To determine the relationship between the three lines given by the equations \(2x + 11y - 5 = 0\), \(24x + 7y - 20 = 0\), and \(4x - 3y - 2 = 0\), we will check if they are concurrent and if one of them bisects the angle between the other two. ### Step 1: Identify the equations of the lines The equations of the three lines are: 1. Line 1: \(L_1: 2x + 11y - 5 = 0\) 2. Line 2: \(L_2: 24x + 7y - 20 = 0\) 3. Line 3: \(L_3: 4x - 3y - 2 = 0\) **Hint:** Write down the equations clearly to avoid confusion later. ### Step 2: Use the angle bisector condition To check if one line bisects the angle between the other two, we can use the angle bisector theorem.
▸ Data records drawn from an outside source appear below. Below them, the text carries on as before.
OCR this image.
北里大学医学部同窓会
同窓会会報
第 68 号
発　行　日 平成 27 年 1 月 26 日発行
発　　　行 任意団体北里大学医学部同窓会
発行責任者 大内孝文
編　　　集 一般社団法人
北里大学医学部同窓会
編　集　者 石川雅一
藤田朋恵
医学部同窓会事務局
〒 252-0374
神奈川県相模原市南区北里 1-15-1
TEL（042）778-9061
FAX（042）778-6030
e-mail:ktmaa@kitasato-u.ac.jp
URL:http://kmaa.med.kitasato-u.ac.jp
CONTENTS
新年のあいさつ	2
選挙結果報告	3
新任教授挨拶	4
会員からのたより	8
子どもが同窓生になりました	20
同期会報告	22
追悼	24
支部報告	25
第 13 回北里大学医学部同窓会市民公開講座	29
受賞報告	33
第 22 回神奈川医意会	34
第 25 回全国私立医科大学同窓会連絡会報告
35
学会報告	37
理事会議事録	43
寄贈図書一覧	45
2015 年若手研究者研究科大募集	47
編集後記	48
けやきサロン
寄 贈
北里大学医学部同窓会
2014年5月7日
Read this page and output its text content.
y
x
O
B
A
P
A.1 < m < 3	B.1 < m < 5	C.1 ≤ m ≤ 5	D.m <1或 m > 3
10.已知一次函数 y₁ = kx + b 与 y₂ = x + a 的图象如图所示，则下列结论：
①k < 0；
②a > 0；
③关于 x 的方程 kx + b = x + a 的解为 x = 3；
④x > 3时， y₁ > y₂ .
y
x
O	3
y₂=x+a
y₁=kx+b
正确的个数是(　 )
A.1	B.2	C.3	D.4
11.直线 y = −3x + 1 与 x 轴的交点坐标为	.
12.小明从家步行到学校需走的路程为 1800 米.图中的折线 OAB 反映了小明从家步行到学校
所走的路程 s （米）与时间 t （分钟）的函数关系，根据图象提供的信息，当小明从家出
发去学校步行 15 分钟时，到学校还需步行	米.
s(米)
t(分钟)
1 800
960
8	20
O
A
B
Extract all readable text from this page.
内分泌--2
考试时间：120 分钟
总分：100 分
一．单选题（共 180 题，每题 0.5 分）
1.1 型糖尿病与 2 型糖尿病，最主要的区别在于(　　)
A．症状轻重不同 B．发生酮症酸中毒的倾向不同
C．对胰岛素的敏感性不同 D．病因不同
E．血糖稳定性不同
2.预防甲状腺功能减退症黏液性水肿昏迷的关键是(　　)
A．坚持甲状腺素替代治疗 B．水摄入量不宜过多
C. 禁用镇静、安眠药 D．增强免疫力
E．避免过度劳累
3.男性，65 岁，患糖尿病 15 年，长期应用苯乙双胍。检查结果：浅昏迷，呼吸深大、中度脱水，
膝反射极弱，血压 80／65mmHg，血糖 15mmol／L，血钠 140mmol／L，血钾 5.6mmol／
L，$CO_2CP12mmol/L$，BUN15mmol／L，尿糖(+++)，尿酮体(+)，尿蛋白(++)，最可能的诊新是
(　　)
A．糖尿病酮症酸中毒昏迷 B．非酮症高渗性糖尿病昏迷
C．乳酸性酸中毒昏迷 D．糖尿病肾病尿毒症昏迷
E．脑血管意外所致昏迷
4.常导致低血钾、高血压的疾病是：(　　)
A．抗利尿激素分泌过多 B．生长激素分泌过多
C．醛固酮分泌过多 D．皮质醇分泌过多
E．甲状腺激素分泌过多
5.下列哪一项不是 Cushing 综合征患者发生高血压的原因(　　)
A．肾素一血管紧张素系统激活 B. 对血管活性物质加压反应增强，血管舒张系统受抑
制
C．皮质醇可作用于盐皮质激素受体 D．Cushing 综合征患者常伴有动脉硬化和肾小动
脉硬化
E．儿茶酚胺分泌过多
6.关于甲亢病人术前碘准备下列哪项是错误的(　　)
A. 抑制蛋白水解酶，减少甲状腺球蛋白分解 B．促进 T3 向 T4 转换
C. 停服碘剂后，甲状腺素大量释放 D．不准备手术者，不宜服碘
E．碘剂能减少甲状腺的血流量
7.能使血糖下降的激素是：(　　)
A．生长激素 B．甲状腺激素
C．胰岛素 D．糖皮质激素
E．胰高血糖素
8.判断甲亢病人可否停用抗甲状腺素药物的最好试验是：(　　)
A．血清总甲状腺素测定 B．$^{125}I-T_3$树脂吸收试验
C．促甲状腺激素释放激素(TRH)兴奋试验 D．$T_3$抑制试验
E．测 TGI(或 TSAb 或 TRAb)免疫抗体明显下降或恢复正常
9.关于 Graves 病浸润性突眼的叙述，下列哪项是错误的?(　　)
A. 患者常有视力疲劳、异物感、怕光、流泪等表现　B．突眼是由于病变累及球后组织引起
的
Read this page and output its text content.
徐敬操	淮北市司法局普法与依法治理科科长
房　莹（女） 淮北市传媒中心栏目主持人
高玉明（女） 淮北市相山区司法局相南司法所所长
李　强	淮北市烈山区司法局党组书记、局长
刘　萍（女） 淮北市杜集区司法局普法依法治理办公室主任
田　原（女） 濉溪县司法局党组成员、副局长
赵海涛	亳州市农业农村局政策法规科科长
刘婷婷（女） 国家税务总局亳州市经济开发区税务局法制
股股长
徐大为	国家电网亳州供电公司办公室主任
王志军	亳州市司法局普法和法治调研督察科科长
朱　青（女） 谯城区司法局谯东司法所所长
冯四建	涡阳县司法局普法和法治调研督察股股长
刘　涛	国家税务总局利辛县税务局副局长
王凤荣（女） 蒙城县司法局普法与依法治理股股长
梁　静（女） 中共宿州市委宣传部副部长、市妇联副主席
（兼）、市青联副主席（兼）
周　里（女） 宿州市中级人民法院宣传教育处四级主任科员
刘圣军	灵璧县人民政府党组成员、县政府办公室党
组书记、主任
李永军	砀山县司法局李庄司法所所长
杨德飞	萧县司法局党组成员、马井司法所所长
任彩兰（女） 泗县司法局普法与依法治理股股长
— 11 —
The condition is given by: \[ \frac{a_1x + b_1y + c_1}{\sqrt{a_1^2 + b_1^2}} = \pm \frac{a_2x + b_2y + c_2}{\sqrt{a_2^2 + b_2^2}} \] Where \(a_1, b_1, c_1\) are the coefficients from one line, and \(a_2, b_2, c_2\) are from the other line. ### Step 3: Apply the formula Let's apply this to \(L_2\) and \(L_3\): 1. For \(L_2: 24x + 7y - 20 = 0\), we have: - \(a_1 = 24\), \(b_1 = 7\), \(c_1 = -20\) 2. For \(L_3: 4x - 3y - 2 = 0\), we have: - \(a_2 = 4\), \(b_2 = -3\), \(c_2 = -2\) Now we compute: \[ \frac{24x + 7y - 20}{\sqrt{24^2 + 7^2}} = \pm \frac{4x - 3y - 2}{\sqrt{4^2 + (-3)^2}} \] ### Step 4: Calculate the denominators Calculate the denominators: 1. For \(L_2\): \[ \sqrt{24^2 + 7^2} = \sqrt{576 + 49} = \sqrt{625} = 25 \] 2. For \(L_3\): \[ \sqrt{4^2 + (-3)^2} = \sqrt{16 + 9} = \sqrt{25} = 5 \] ### Step 5: Set up the equation Now substituting back into the equation: \[ \frac{24x + 7y - 20}{25} = \pm \frac{4x - 3y - 2}{5} \] ### Step 6: Solve for the positive case Taking the positive case: \[ 24x + 7y - 20 = 5(4x - 3y - 2) \] Expanding the right side: \[ 24x + 7y - 20 = 20x - 15y - 10 \] ### Step 7: Rearranging the equation Rearranging gives: \[ 24x - 20x + 7y + 15y - 20 + 10 = 0 \] This simplifies to: \[ 4x + 22y - 10 = 0 \] ### Step 8: Compare with the first line Now, we can divide the entire equation by 2: \[ 2x + 11y - 5 = 0 \] This is exactly the same as our first line \(L_1\). ### Conclusion Since we have shown that the line \(L_1\) is the angle bisector of lines \(L_2\) and \(L_3\), we conclude that the three lines are concurrent with one line bisecting the angle between the other two. **Final Answer:** The lines are concurrent with one line bisecting the angle between the other two.